Improper Use of Wheelchair as a Physical Restraint
Penalty
Summary
Surveyors identified a deficiency related to the facility’s failure to ensure a resident was free from physical restraints. Resident #7, admitted with diagnoses including Alzheimer’s disease, diabetes mellitus, and anxiety disorder, was documented on a recent MDS as rarely understood and dependent for ADLs except eating. The resident ambulated independently on the unit without an assistive device and had documented verbal and other behaviors occurring one to three days during the look-back period. The care plan noted the resident had potential to be physically aggressive, chase staff, throw objects, and be combative with care, with interventions such as offering choices, administering medications as ordered, and intervening early when agitation occurred. During an observation and interview, Resident #7 was found sitting in a chair with the right arm of the chair positioned against the nursing station and a wheelchair placed directly in front of him. The left arm of the wheelchair was also against the nursing station, and both wheelchair wheels were locked, creating a barrier that appeared to restrain the resident, who was sleeping with his knees touching the locked wheelchair. An LPN confirmed both wheelchair wheels were locked and that the wheelchair should not have been placed in front of the resident.

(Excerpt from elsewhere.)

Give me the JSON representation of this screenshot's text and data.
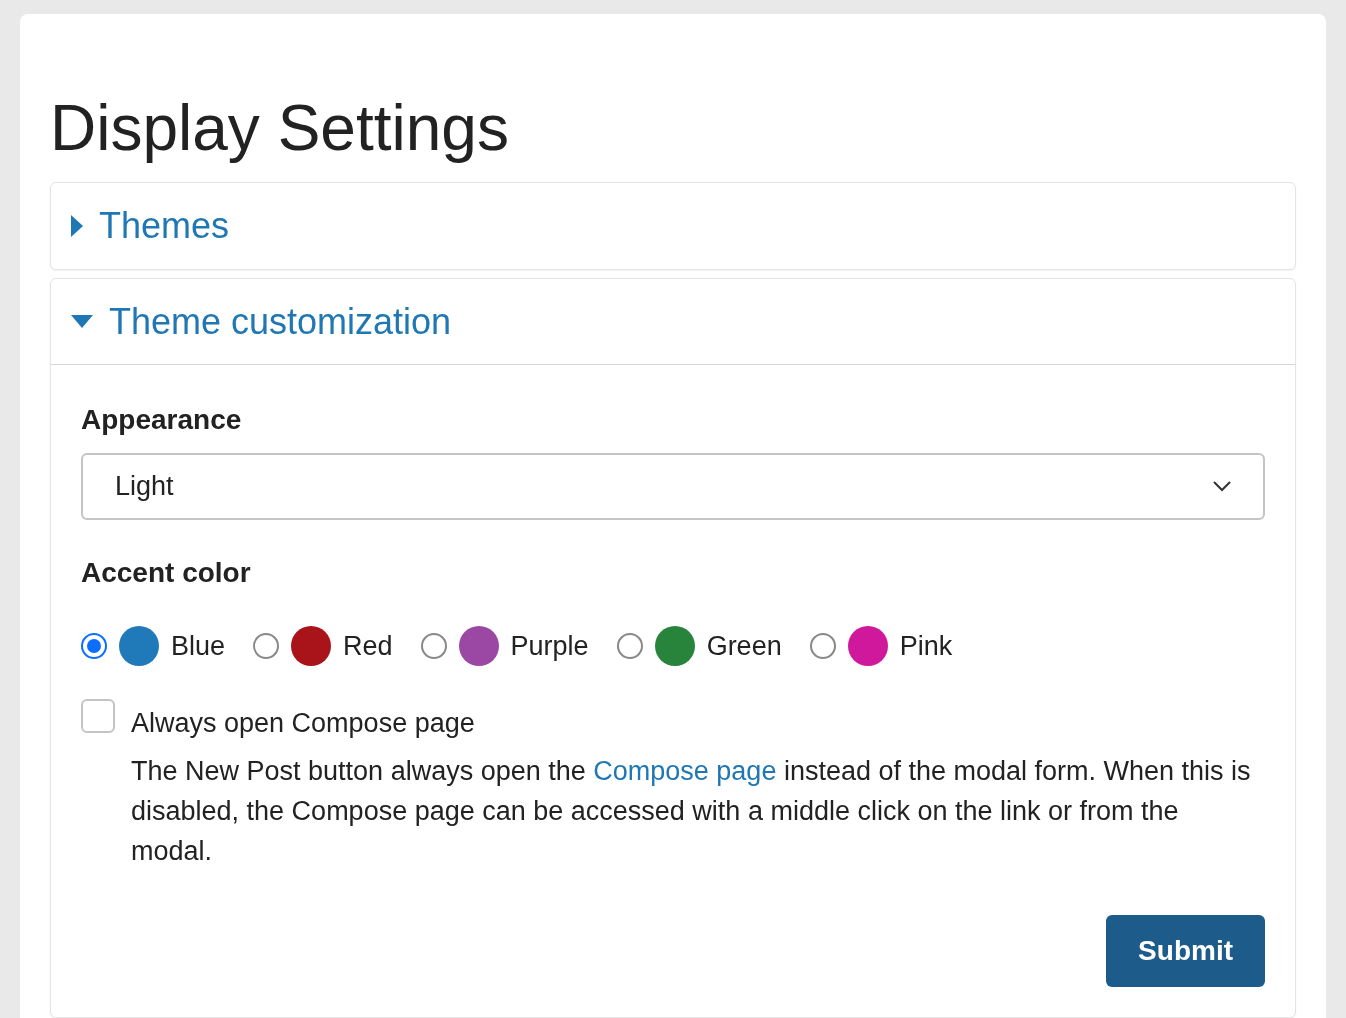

A CNA reported she had placed the wheelchair there in preparation to get the resident up for lunch, was unable to transfer him, and left the wheelchair in that position, acknowledging it was wrong to keep it there. The facility’s physical restraint policy stated that physical restraints are not used except when alternatives are not appropriate or effective for treating a medical symptom and defined physical restraints as any device attached or adjacent to the body that the individual cannot easily remove and that restricts freedom of movement or access to the body.